Kejar Popularitas, Pariwisata Lamsel Jangan Pasif

447

KALIANDA – Tingkat ketenaran pariwisata Lampung Selatan mesti terus dipoles. Itu setelah Anggota Komisi D DPRD Lamsel buka suara perihal absennya Lamsel pada Anugrah Pesona Indonesia (API) 2018.

Alat kelengkapan dewan yang membidangi pariwisata itu menilai dalam konteks tersebut API bukanlah satu-satunya acuan yang menandakan tingkat kepopuleran sebuah destinasi wisata.

Suara itu datang dari Anggota Komisi D DPRD Lamsel Mohamad Akyas, menurutnya kadar ketenaran tidak hanya mengacu pada API. Namun yang jadi pertanyaan kata dia apakah Pariwisata Lamsel sudah cukup dikenal, sehingga mampu mendatangkan ratusan ribu wisatawan lokal ataupun wisatawan mancanegara?

“ Sebetulnya tak masalah mau masuk nominasi atau tidak. Yang jadi masalah ketika tidak masuk nominasi disisi lain tingkat popularitasnya juga masih rendah. Otomatis akan berdampak pada kunjungan wisatawan,” kata dia kepada Radar Lamsel, Senin (4/5) kemarin.

Politisi dari Fraksi PKS ini menilai, kesuksesan pariwisata bisa dilihat dari kesanggupan menopang pendidikan atau menopang kesehatan disuatu daerah. Akyas mencontohkan Kabupaten Sabang, Nangroe Aceh Darussalam (NAD) jadi salah satu contoh yang bagus.

BACA :  Satu Dewan Millenial, 10 Persen Dominasi Kaum Hawa

“ Belajar dari Sabang saja, disana ratusan ribu wisatawan lokal dan 50 ribu wisatawan asing datang setiap tahunnya. Kuncinya adalah Dinas Pariwisata harus proaktif jangan pasif,” ucap Akyas yang juga Ketua MPC Pemuda Pancasila Lamsel.
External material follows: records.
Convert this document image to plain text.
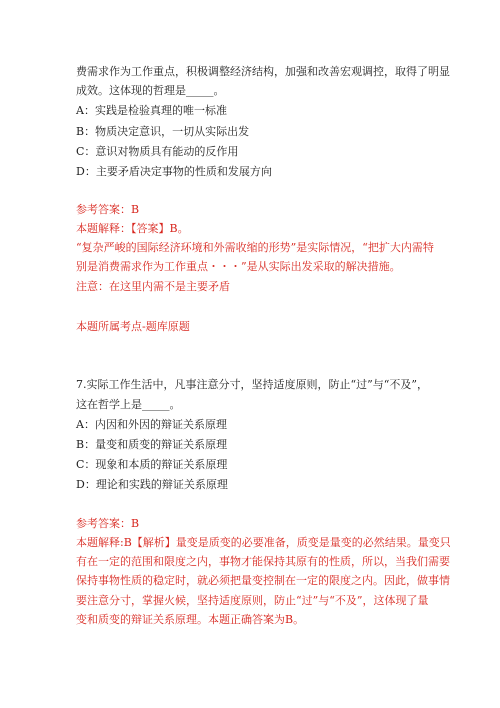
费需求作为工作重点，积极调整经济结构，加强和改善宏观调控，取得了明显
成效。这体现的哲理是_____。
A：实践是检验真理的唯一标准
B：物质决定意识，一切从实际出发
C：意识对物质具有能动的反作用
D：主要矛盾决定事物的性质和发展方向
参考答案：B
本题解释：【答案】B。
“复杂严峻的国际经济环境和外需收缩的形势”是实际情况，“把扩大内需特
别是消费需求作为工作重点・・・”是从实际出发采取的解决措施。
注意：在这里内需不是主要矛盾
本题所属考点-题库原题
7.实际工作生活中，凡事注意分寸，坚持适度原则，防止“过”与“不及”，
这在哲学上是_____。
A：内因和外因的辩证关系原理
B：量变和质变的辩证关系原理
C：现象和本质的辩证关系原理
D：理论和实践的辩证关系原理
参考答案：B
本题解释:B【解析】量变是质变的必要准备，质变是量变的必然结果。量变只
有在一定的范围和限度之内，事物才能保持其原有的性质，所以，当我们需要
保持事物性质的稳定时，就必须把量变控制在一定的限度之内。因此，做事情
要注意分寸，掌握火候，坚持适度原则，防止“过”与“不及”，这体现了量
变和质变的辩证关系原理。本题正确答案为B。
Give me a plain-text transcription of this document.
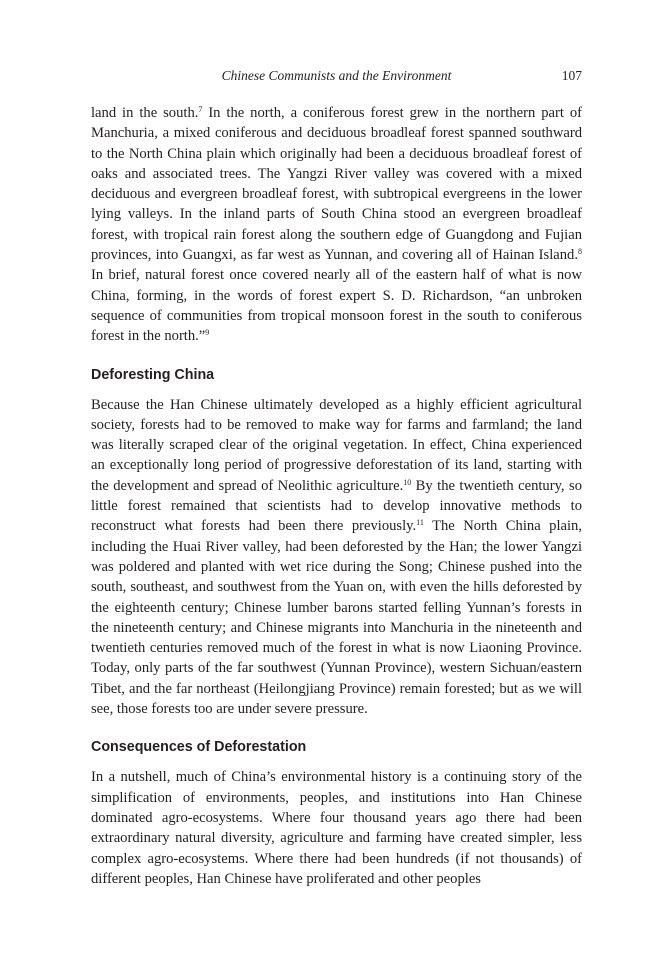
Chinese Communists and the Environment	107

land in the south.$^7$ In the north, a coniferous forest grew in the northern part of Manchuria, a mixed coniferous and deciduous broadleaf forest spanned southward to the North China plain which originally had been a deciduous broadleaf forest of oaks and associated trees. The Yangzi River valley was covered with a mixed deciduous and evergreen broadleaf forest, with subtropical evergreens in the lower lying valleys. In the inland parts of South China stood an evergreen broadleaf forest, with tropical rain forest along the southern edge of Guangdong and Fujian provinces, into Guangxi, as far west as Yunnan, and covering all of Hainan Island.$^8$ In brief, natural forest once covered nearly all of the eastern half of what is now China, forming, in the words of forest expert S. D. Richardson, “an unbroken sequence of communities from tropical monsoon forest in the south to coniferous forest in the north.”$^9$

Deforesting China

Because the Han Chinese ultimately developed as a highly efficient agricultural society, forests had to be removed to make way for farms and farmland; the land was literally scraped clear of the original vegetation. In effect, China experienced an exceptionally long period of progressive deforestation of its land, starting with the development and spread of Neolithic agriculture.$^{10}$ By the twentieth century, so little forest remained that scientists had to develop innovative methods to reconstruct what forests had been there previously.$^{11}$ The North China plain, including the Huai River valley, had been deforested by the Han; the lower Yangzi was poldered and planted with wet rice during the Song; Chinese pushed into the south, southeast, and southwest from the Yuan on, with even the hills deforested by the eighteenth century; Chinese lumber barons started felling Yunnan’s forests in the nineteenth century; and Chinese migrants into Manchuria in the nineteenth and twentieth centuries removed much of the forest in what is now Liaoning Province. Today, only parts of the far southwest (Yunnan Province), western Sichuan/eastern Tibet, and the far northeast (Heilongjiang Province) remain forested; but as we will see, those forests too are under severe pressure.

Consequences of Deforestation

In a nutshell, much of China’s environmental history is a continuing story of the simplification of environments, peoples, and institutions into Han Chinese dominated agro-ecosystems. Where four thousand years ago there had been extraordinary natural diversity, agriculture and farming have created simpler, less complex agro-ecosystems. Where there had been hundreds (if not thousands) of different peoples, Han Chinese have proliferated and other peoples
Hal senada disampaikan Anggota Komisi D DPRD Lamsel Akbar Gemilang. Politisi muda Golkar itu mengatakan SKPD yang membidangi pariwisata jangan sampai miskin ide.

“ Dinas Pariwisata jangan sampai kehabisan akal, kalau anggaran minim cari solusi lain bagaimana agar Pariwisata Lamsel ini benar-benar bangkit,” ujar Akbar.

Masih kata Akbar, ada beberapa opsi yang bisa dipandang sebagai ide yang bagus. Diantaranya, prospek keberadaan JTTS, pemanfaatan momentum perhelatan Asian Games 2018 yang bakal diselenggarakan di Palembang.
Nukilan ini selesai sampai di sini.